Here is another picture book that I’ve enjoyed. I only discovered this one today when it was picked out of a pile by a young girl I was reading with.

The story is simple. It is about a child’s route home with his grandmother after school. He wishes he could drive away in a car like his friend Colby, but his grandmother insists the bus will be fine. And it is. On the journey he meets the people from his community, and sees how his grandmother interacts with them, gently showing him how much he can learn and enjoy from their company. Their bus journey ends at the last stop on Market Street, which is in a raggedy neighbourhood. The boy is a little unnerved as they make they way through it to the soup kitchen, where his grandmother is soon serving the others.

It is a quiet book with strong themes that don’t dominate the story too much. Instead they are woven cleverly into the words or picked up by the pictures in such a way that they let the journey take us to the end of the book. I thought it was such a powerful combination. The text is by Matt de la Peña, and the pictures by Christian Robinson.

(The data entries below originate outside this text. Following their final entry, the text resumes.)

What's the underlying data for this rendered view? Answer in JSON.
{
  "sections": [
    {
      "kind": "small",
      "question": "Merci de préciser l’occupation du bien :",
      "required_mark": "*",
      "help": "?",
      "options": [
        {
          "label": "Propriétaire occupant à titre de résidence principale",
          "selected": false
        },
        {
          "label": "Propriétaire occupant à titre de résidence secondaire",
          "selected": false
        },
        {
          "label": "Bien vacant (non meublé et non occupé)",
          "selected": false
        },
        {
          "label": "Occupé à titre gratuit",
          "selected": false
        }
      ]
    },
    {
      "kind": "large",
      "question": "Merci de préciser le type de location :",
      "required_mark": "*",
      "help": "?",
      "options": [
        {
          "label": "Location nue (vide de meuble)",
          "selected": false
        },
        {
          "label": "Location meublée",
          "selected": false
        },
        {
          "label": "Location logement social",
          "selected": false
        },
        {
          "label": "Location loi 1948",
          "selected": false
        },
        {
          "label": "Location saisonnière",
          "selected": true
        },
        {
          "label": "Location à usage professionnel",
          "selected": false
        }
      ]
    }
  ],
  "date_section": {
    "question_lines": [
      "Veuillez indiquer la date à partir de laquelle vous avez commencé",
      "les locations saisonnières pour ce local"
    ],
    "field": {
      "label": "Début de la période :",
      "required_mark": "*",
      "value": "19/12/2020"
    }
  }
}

When the young girl and I reached the end of the book I flipped to the back cover and saw that it had a small picture at the top with the words “Gold Medal Selection – Dolly Parton’s Imagination Library”. I was so excited to read this, as I’d heard often about the free books delivered to children from Dolly Parton, and here in my hands, was one of them.

These are some of the words on that back cover, describing her hopes for the books:

“… Dolly understands that reading is the key to a strong education, and that a child’s imagination is the centre of his/her dreams and creativity. By combining the two, this programme inspires children to dream more, learn more, care more, and be more …”

I thought this book did all of that.